Kemudian, hadats hanya bisa disucikan dengan tiga cara berikut ini.

Pertama, berwudhu apabila berkaitan dengan hadats kecil, seperti buang angin, buang kotoran, keluar madzi dan lain sebagainya.
Kedua, mandi apabila berkaitan dengan hadats besar, seperti junub, haid, dan nifas.
Ketiga, tayammum apabila tidak ditemukan atau tidak bisa menggunakan air.   


IV.             KEUTAMAAN THAHARAH


Untuk mendorong setiap muslim selalu melakukan ibadah thaharah, Islam telah memberikan gambaran sendiri tentang keutamaan ibadah ini, yaitu sebagaimana disebutkan di bawah ini.

Ø  Allah mencintai orang-orang yang melakukan thaharah

“…Sesungguhnya Allah menyukai orang-orang yang bertaubat dan menyukai orang-orang yang mensucikan diri.” (al-Baqarah: 222)    

Ø  Sebagai salah satu tanda ummat Muhammad pada Hari Kiamat

Rasulullah saw. bersabda, “Sesungguhnya ummatku dipanggil pada Hari Kiamat (dengan kondisi) wajah, serta kedua tangan dan kakinya bercahaya dari dampak berwudhu. Maka, barangsiapa yang ingin meluaskan (mengkuatkan) cahaya wajahnya hendaklah ia melakukannya (berwudhu).” (Muttafaqun ‘Alaih)

Bertanya seseorang kepada Rasulullah saw., “Bagaimanakah engkau mengenali orang yang datang setelah kita dari ummatmu ya ..Rasulullah?” Beliau menjawab, “Sekiranya ada seseorang memiliki kuda, wajah, dan semua kakinya berwarna putih cerah diantara kuda-kuda yang berwarna hitam legam, tidakkah ia akan mengenali kudanya?” Mereka menjawab, “Benar, ya Rasulullah.” Lalu, beliau bersabda, “Sesungguhnya mereka akan datang dengan kondisi wajah dan kedua tangan serta kakinya bercahaya dikarenakan wudhu mereka….”
(HR. Imam Muslim)


Ø  Menghapus dosa-dosa kecil

“Barangsiapa yang berwudhu dan ia memperbaiki wudhunya, maka kesalahan-kesalahannya akan keluar dari jasadnya hingga keluar dari bawah kuku-kukunya.” (HR Imam Muslim)

“Apabila seorang muslim—atau mukmin—membasuh wajahnya, maka semua kesalahannya langsung keluar dari wajahnya, sementara ia menyaksikannya dengan matanya. Kesalahannya  bersama air atau bersama tetesan terakhir wudhu tersebut. Apabila ia membasuh kedua tangannya, maka semua kesalahannya langsung keluar dari kedua tangannya bersama air atau bersama tetesan terakhir wudhu tersebut, dan apabila ia membasuh kedua kakinya, maka semua kesalahannya langsung keluar dari kedua kakinya bersama air atau bersama  tetesan terakhir wudhu tersebut, sehingga ia suci dari semua dosa.” (HR Imam Muslim)

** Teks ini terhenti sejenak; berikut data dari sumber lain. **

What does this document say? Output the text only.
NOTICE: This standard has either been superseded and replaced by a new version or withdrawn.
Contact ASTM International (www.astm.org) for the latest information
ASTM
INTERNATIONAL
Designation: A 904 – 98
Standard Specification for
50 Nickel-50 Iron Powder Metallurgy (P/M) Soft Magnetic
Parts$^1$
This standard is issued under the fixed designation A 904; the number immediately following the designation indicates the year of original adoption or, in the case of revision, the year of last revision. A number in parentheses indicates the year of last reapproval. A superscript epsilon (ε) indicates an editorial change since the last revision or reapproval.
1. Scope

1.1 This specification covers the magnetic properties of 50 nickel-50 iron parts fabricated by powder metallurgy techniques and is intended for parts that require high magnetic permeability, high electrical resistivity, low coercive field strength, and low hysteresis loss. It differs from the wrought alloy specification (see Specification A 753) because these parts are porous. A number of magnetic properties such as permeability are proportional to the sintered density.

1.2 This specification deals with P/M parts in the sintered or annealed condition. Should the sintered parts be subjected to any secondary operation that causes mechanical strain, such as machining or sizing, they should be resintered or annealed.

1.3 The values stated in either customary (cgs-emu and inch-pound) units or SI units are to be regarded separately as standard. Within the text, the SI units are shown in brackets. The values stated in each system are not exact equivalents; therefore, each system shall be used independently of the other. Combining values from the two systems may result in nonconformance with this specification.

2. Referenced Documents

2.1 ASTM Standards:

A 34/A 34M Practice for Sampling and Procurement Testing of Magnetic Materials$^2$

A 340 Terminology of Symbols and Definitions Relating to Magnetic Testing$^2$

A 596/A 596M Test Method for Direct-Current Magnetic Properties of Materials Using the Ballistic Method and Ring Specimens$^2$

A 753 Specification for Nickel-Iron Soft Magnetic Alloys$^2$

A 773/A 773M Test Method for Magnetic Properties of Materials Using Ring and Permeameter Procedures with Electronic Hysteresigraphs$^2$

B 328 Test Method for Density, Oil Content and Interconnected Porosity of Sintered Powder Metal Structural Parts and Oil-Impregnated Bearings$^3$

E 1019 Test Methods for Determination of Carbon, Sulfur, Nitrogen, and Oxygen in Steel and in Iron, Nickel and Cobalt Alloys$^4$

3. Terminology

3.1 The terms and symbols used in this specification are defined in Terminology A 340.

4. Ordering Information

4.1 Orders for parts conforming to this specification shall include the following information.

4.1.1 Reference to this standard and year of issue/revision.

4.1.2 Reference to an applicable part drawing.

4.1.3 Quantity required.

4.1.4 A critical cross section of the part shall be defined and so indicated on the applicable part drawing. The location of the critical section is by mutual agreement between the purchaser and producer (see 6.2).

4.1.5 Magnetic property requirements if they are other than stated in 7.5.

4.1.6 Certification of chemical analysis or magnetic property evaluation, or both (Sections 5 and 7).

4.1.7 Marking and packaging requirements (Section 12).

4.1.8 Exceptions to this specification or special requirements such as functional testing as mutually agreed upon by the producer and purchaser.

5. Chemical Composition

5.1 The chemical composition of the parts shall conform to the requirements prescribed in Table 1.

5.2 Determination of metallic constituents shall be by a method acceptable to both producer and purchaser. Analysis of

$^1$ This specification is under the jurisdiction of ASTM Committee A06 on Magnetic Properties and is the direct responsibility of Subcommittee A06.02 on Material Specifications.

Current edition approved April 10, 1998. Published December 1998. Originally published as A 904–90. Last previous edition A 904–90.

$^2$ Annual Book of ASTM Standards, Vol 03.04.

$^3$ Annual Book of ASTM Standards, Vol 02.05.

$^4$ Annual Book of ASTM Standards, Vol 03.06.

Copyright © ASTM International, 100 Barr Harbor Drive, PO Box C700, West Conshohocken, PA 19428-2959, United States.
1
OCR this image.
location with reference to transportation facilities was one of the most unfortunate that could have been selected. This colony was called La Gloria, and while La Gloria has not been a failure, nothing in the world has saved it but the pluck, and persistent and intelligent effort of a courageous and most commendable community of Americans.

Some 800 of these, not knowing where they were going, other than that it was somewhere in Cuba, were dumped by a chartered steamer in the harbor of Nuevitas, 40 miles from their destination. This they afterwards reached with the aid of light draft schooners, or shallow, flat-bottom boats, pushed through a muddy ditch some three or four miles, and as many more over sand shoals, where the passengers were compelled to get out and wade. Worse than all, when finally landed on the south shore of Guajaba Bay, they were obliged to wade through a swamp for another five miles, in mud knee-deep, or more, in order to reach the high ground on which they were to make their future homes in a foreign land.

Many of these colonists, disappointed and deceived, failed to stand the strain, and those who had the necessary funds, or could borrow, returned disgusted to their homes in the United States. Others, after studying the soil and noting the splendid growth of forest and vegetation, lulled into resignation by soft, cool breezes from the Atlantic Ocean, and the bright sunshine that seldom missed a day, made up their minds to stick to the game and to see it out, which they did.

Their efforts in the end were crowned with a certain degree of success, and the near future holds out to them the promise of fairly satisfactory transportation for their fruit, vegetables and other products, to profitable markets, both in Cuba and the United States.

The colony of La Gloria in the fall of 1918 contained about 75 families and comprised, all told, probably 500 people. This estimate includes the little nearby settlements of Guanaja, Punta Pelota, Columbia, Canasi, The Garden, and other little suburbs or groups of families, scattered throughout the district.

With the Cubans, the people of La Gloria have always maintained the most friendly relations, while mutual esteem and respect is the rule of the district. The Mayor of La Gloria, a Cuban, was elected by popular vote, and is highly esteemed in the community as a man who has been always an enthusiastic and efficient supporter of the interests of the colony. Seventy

Ø  Meningkatkan derajat di sisi Allah

“Maukah kalian aku tunjukkan kepada sesuatu yang dengannya Allah akan menghapus dan mengangkat derajat seseorang?” Mereka menjawab, “Mau,  wahai Rasulullah.” Beliau bersabda, “Menyempurnakan wudhu pada kondisi yang berat, banyak langkah menuju masjid, dan menunggu shalat setelah shalat. Maka, yang demikian itu sesuatu yang dicintai (makna yang lain adalah bentuk perjuangan)” (HR. Imam Muslim)


V.                PENUTUP


Setelah memahami urgensi dan keutamaan thaharah dalam ajaran Islam, sudah seharusnya kita sebagai ummat Islam yang telah mendapatkan identitas khairu ummat, ummatan wasathan (umat yang selalu menegakkan nilai keadilan dan kebenaran), dan mengemban tugas sebagai syuhada ‘alaa an-naas (saksi bagi manusia), mampu untuk mengimplementasikan keluhuran nilai ibadah thaharah tersebut dalam kehidupan kita semua. Khususnya, yang berkaitan dengan thaharah batiniah, yaitu tazkiatun nafs (mensucikan jiwa).
Akhirnya, kita hanya bisa berharap semoga kita menjadi model muslim yang berhati suci dan berpenampilan rapi. Wallahu a’lam bish-shawwab.